Se preguntó dónde se encontraría John, deseando haberlo tenido a su lado, sobre todo al recordar su desastroso comportamiento en la pelea frente a la taberna. A pesar de un buen puñado de refriegas y de su notable manejo del acero, nunca se había visto inmerso en una gran batalla. En su comportamiento primaban más la prevención y las hábiles fintas que los combates, dejando los duelos únicamente para las ocasiones en que resultaran inevitables. De hecho, no tenía constancia de haber matado nunca a nadie. Aunque en una ocasión su contrincante había quedado tan malherido que no daba un ducado por su vida, no supo de su más que probable fallecimiento, logrando así evitar, por desconocido, el posible cargo de conciencia de su pecado. Ahora, ante la perspectiva de encontrarse en primera línea contra un ejército entero de turcos, apelaba a la memoria de su valiente padre para que no permitiera, desde su puesto en el cielo, que a su hijo le temblaran las rodillas, al menos no de manera tan ostentosa que otros pudieran darse cuenta.
Un estruendo, seguido de una lluvia de pequeñas piedras y polvo, producido por el impacto de una gran bala de cañón sobre la parte superior de la muralla, le hicieron agradecer el casco y la armadura, cuando algunos trozos de ladrillo rebotaron, inermes, sobre su coraza. El lejano rugido de los cañones casi llegaba a agradecerse, teniendo en cuenta que mientras tronaran los turcos no se acercarían a los muros, retrasando el inevitable choque.

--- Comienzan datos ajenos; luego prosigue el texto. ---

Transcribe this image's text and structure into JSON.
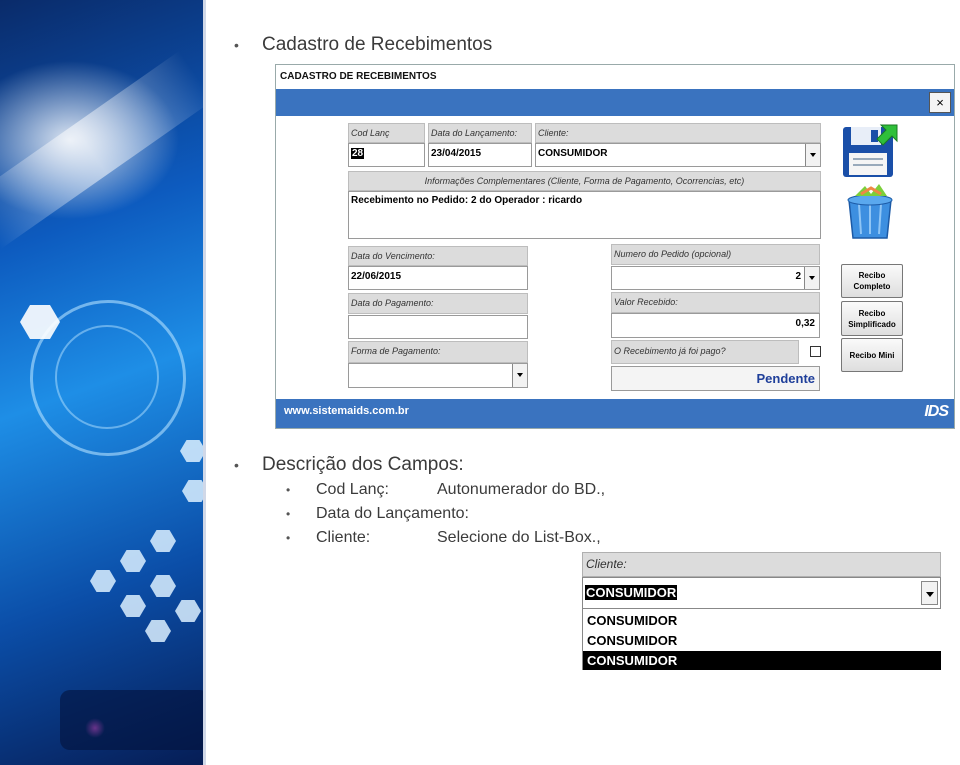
{
  "slide": {
    "bullet1": "Cadastro de Recebimentos",
    "bullet2": "Descrição dos Campos:",
    "fields": [
      {
        "name": "Cod Lanç:",
        "desc": "Autonumerador do BD.,"
      },
      {
        "name": "Data do Lançamento:",
        "desc": ""
      },
      {
        "name": "Cliente:",
        "desc": "Selecione do List-Box.,"
      }
    ]
  },
  "form": {
    "title": "CADASTRO DE RECEBIMENTOS",
    "close": "×",
    "labels": {
      "cod": "Cod Lanç",
      "data_lanc": "Data do Lançamento:",
      "cliente": "Cliente:",
      "info": "Informações Complementares (Cliente, Forma de Pagamento, Ocorrencias,  etc)",
      "vencimento": "Data do Vencimento:",
      "pedido": "Numero do Pedido (opcional)",
      "pagamento": "Data do Pagamento:",
      "valor": "Valor Recebido:",
      "forma": "Forma de Pagamento:",
      "pago": "O Recebimento já foi pago?"
    },
    "values": {
      "cod": "28",
      "data_lanc": "23/04/2015",
      "cliente": "CONSUMIDOR",
      "info": "Recebimento no Pedido: 2 do Operador : ricardo",
      "vencimento": "22/06/2015",
      "pedido": "2",
      "pagamento": "",
      "valor": "0,32",
      "forma": "",
      "status": "Pendente"
    },
    "buttons": {
      "recibo_completo": "Recibo Completo",
      "recibo_simplificado": "Recibo Simplificado",
      "recibo_mini": "Recibo Mini"
    },
    "footer_site": "www.sistemaids.com.br",
    "footer_logo": "IDS",
    "status_color": "#1f3f9a",
    "band_color": "#3a73bf"
  },
  "zoom": {
    "label": "Cliente:",
    "value": "CONSUMIDOR",
    "options": [
      "CONSUMIDOR",
      "CONSUMIDOR",
      "CONSUMIDOR"
    ],
    "selected_index": 2
  }
}
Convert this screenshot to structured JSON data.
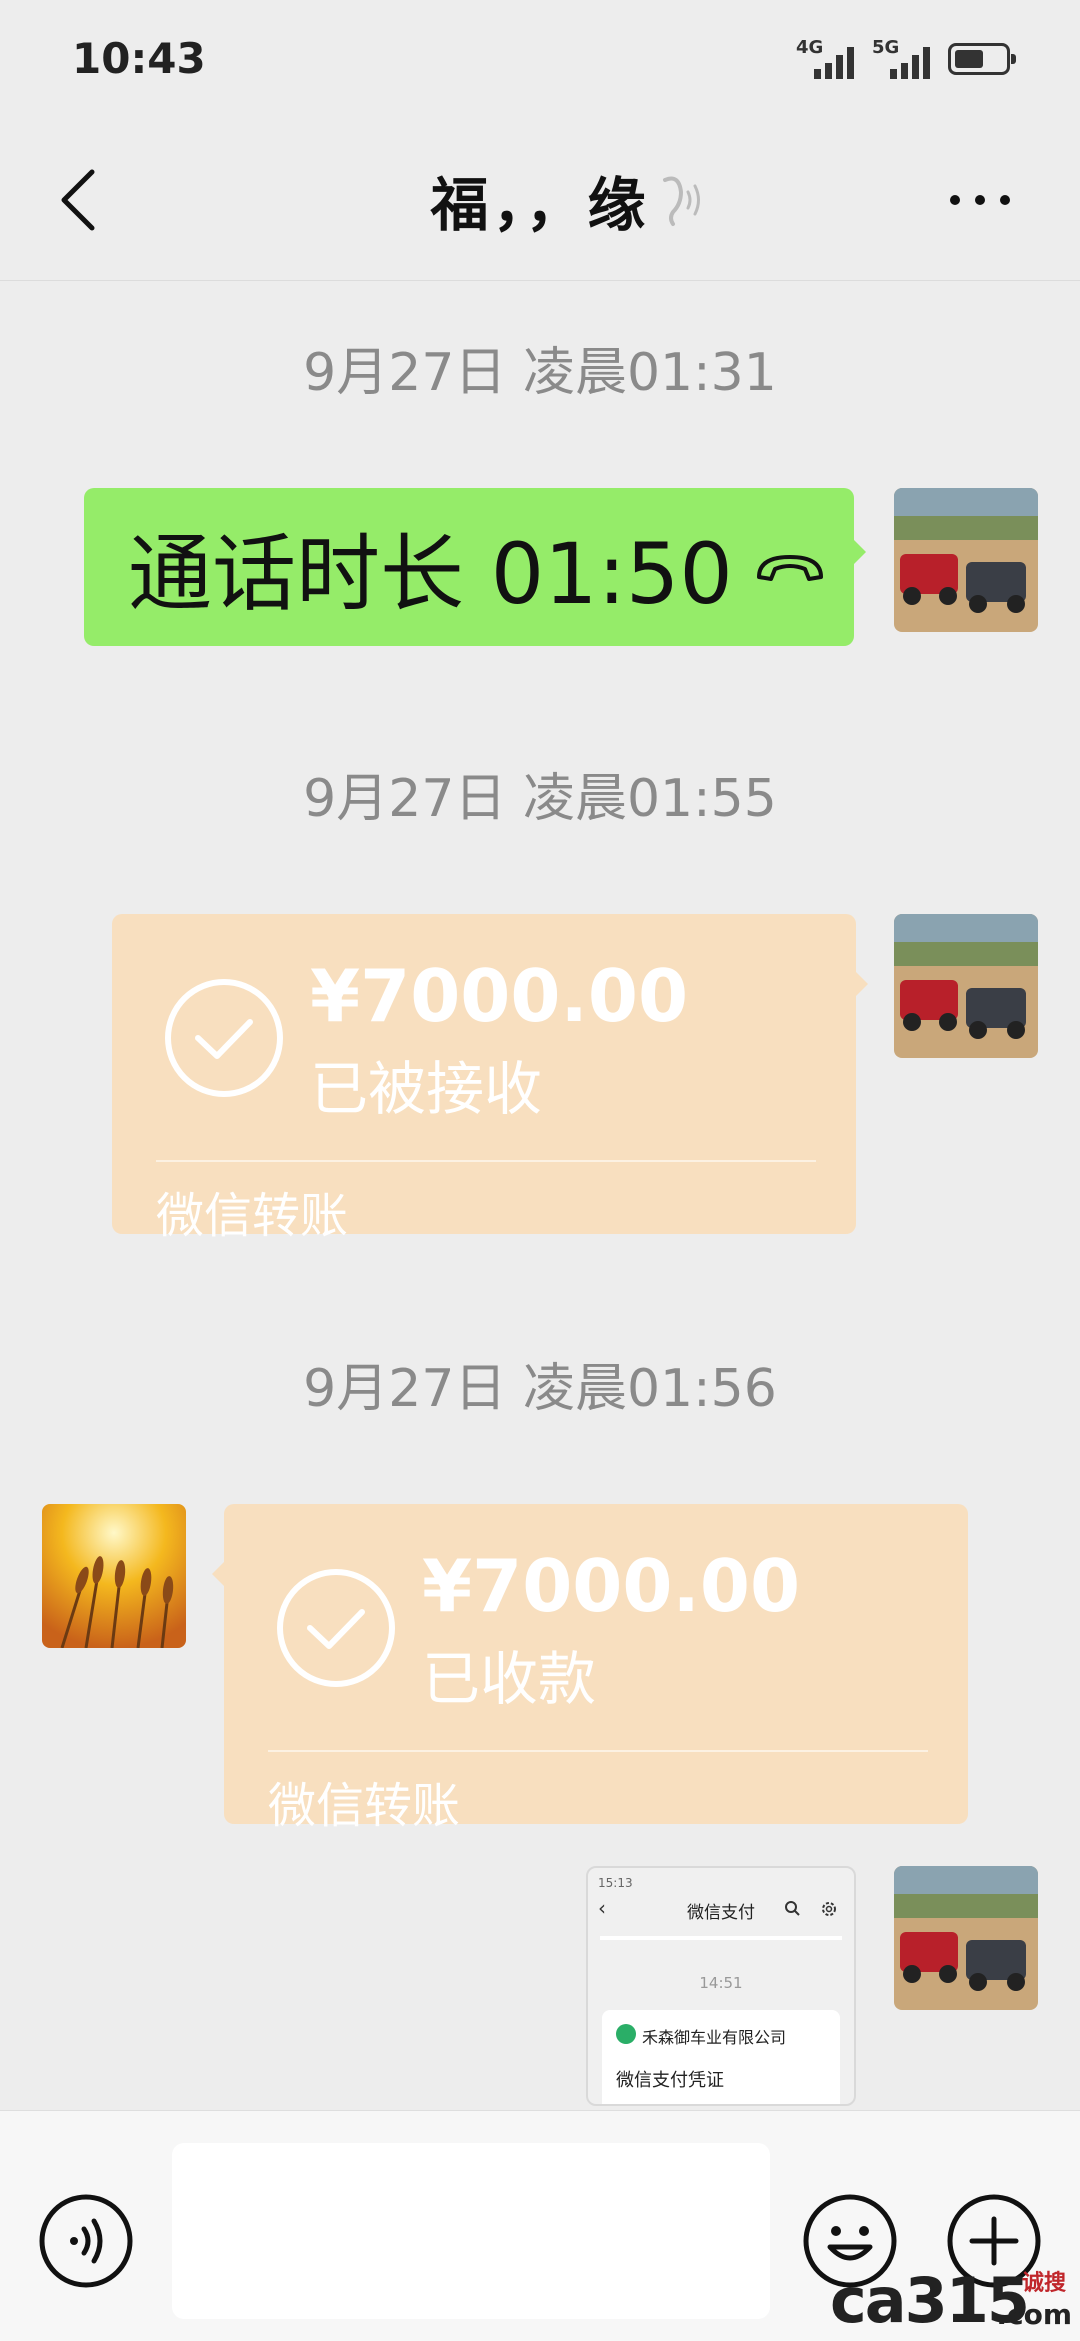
{
  "status_bar": {
    "time": "10:43",
    "signal_1": "4G",
    "signal_2": "5G",
    "battery_level": 0.55
  },
  "nav": {
    "title": "福，，缘",
    "back_icon": "chevron-left-icon",
    "earpiece_icon": "ear-icon",
    "more_icon": "more-icon"
  },
  "messages": [
    {
      "type": "timestamp",
      "text": "9月27日 凌晨01:31"
    },
    {
      "type": "call",
      "side": "right",
      "text": "通话时长 01:50"
    },
    {
      "type": "timestamp",
      "text": "9月27日 凌晨01:55"
    },
    {
      "type": "transfer",
      "side": "right",
      "amount": "¥7000.00",
      "status": "已被接收",
      "footer": "微信转账"
    },
    {
      "type": "timestamp",
      "text": "9月27日 凌晨01:56"
    },
    {
      "type": "transfer",
      "side": "left",
      "amount": "¥7000.00",
      "status": "已收款",
      "footer": "微信转账"
    },
    {
      "type": "image",
      "side": "right",
      "screenshot": {
        "status_time": "15:13",
        "title": "微信支付",
        "time": "14:51",
        "company": "禾森御车业有限公司",
        "voucher": "微信支付凭证"
      }
    }
  ],
  "input_bar": {
    "voice_icon": "voice-icon",
    "emoji_icon": "emoji-icon",
    "plus_icon": "plus-icon",
    "text_value": ""
  },
  "watermark": {
    "main": "ca315",
    "cn": "诚搜",
    "domain": ".com"
  },
  "colors": {
    "background": "#ededed",
    "call_bubble": "#95ec69",
    "transfer_bubble": "#f8dfbf"
  }
}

Los soldados que se encontraban a su lado mostraban, en su mayoría, un gran aplomo. En sus caras se reflejaba la tensión de la próxima lucha y, aunque Francisco suponía que, al igual que él, por dentro tendrían el corazón latiendo desenfrenadamente, tranquilizaba saber que contaba con un buen puñado de compañeros, capaces de mantener la calma en semejante situación. A pesar de que unos pocos se movían inquietos, balanceándose de un lado a otro, casi deseando comenzar la lucha para poder dar rienda suelta a sus nervios, los rostros de aquellos soldados reflejaban la fría y meditada decisión de cumplir con su deber para con Dios, el emperador, su ciudad y su familia, en ese orden o en cualquier otro. Francisco se alegró de tener a su lado a la élite del pequeño ejército bizantino, casi sin poder imaginar el cuadro de inseguridad que se percibiría en los extremos de la línea de murallas, donde los inexpertos reclutas alistados entre la población componían el núcleo de la defensa.
Tratando de calmar el agitado estado de ánimo en el que se encontraba, se obligó a centrar sus pensamientos en un tema alejado de la próxima batalla, no apareciendo ninguno mejor que Helena. Sin embargo no encontró en el recuerdo de la bella griega el sosiego que cabría esperar, dado que, tras varios días sin verla ni tener noticias suyas, Francisco comenzaba a inquietarse.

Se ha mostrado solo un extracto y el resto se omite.